Some time ago, unbeknown to me, the domain controllers for the domain in question had been upgraded to Server 2012. Along with this came a whole bunch of Windows Server 2012 group policies. Additional policies had been added to one of the parent server OU's with a filter applied.
Unfortunately the filter had a typo, and so it was being applied to all of my database servers on this domain.
I had almost ruled out it being a GP issue, as I seemed to have all the permissions I needed, and I could see connections coming in on the correct ports between each node. The servers were happily running as single nodes!
I asked the server team to move the servers (just to see) to the 'computers' OU, and after a forced gpupdate, bingo!
Unfortunately, I am unsure exactly which policy caused the problem as there were a lot! There was a number to do with NTLM usage and authentication, and I'm convinced the issue was related to this. I will at some point set up a test lab to try and replicate the issue.
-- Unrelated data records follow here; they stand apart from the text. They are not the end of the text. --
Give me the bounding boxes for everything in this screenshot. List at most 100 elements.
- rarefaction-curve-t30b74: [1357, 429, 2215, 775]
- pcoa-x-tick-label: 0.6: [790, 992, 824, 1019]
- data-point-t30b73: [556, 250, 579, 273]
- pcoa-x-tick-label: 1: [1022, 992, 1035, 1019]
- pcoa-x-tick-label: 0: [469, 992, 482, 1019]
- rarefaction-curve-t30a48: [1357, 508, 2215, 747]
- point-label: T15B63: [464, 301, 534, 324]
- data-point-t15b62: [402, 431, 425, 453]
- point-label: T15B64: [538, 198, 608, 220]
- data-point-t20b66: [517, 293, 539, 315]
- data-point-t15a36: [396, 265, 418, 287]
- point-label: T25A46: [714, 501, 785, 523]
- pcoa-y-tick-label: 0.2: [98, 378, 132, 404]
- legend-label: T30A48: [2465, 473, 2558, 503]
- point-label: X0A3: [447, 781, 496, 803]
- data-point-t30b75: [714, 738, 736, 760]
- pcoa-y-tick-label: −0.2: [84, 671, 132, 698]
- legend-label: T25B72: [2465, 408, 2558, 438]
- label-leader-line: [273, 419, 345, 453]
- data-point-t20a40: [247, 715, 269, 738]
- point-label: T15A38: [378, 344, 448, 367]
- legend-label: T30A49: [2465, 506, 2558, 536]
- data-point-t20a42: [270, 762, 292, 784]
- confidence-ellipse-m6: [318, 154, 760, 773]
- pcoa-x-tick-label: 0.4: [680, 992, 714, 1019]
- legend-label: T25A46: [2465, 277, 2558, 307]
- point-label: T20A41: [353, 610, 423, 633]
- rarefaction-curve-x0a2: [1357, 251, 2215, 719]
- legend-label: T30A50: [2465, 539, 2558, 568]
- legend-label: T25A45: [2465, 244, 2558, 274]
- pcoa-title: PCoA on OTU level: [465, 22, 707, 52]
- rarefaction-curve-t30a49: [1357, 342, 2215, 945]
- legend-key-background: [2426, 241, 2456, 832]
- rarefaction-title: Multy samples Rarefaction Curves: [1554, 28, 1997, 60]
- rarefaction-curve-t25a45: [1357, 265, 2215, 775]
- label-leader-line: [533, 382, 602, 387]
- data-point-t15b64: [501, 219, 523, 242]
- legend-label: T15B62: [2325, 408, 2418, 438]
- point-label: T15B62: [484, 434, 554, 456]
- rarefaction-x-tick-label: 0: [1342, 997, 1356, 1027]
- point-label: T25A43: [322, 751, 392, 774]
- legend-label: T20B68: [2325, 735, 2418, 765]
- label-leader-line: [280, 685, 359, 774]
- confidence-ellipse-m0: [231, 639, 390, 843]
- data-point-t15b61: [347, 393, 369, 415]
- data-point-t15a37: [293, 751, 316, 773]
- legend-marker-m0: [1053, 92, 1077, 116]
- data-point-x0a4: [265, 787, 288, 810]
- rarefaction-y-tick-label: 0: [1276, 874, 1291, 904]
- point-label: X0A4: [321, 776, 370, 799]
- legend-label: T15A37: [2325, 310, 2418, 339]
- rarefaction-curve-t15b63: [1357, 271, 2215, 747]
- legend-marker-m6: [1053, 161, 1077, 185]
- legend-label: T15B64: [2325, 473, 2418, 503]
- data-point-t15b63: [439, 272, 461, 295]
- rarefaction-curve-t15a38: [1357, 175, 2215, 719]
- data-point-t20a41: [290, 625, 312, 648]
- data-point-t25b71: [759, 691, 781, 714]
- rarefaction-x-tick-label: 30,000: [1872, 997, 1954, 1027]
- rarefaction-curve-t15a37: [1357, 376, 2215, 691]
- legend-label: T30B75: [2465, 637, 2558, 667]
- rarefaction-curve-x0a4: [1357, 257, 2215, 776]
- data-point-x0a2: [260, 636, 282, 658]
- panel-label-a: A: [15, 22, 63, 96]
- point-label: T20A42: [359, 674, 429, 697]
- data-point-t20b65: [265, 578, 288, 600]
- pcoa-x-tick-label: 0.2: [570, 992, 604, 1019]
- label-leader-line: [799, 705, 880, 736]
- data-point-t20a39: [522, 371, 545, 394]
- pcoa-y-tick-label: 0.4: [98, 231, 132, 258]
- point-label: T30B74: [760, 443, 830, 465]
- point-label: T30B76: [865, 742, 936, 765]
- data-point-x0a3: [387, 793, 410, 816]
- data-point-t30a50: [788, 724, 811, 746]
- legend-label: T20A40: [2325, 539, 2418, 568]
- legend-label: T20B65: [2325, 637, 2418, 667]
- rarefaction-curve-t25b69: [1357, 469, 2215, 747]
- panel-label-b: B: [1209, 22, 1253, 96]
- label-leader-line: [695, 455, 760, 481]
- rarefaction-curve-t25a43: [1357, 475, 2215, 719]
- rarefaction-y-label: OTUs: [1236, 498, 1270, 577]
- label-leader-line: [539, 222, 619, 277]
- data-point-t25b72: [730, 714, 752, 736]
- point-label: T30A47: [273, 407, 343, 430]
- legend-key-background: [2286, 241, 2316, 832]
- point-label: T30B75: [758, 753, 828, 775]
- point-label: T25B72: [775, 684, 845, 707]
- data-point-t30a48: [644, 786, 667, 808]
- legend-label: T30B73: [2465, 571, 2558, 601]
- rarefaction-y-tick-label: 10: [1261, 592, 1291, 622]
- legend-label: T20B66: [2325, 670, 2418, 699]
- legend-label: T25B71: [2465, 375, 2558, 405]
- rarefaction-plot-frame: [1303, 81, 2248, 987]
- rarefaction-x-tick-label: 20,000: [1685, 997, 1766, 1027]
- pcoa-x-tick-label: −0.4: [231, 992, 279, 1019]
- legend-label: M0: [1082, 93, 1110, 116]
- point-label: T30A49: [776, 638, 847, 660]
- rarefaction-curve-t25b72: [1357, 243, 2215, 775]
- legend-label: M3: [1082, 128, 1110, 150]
So there you go! Always check group policies, even if you believe (like I did) that nothing had changed!
Best Answer
All nodes in a cluster should be using the same service account for SQL Server. This is true for both an FCI instance and an Availability Group setup.
For security sake, consider using Group Managed Service Accounts.https://blogs.technet.microsoft.com/askpfeplat/2012/12/16/windows-server-2012-group-managed-service-accounts/
This will allow you to have a service account that will have an strong, automatically changing password for your SQL Servers. Auditors love this. Your risk is minimum since Active Directory is handling the password change and downtime is not required to do this.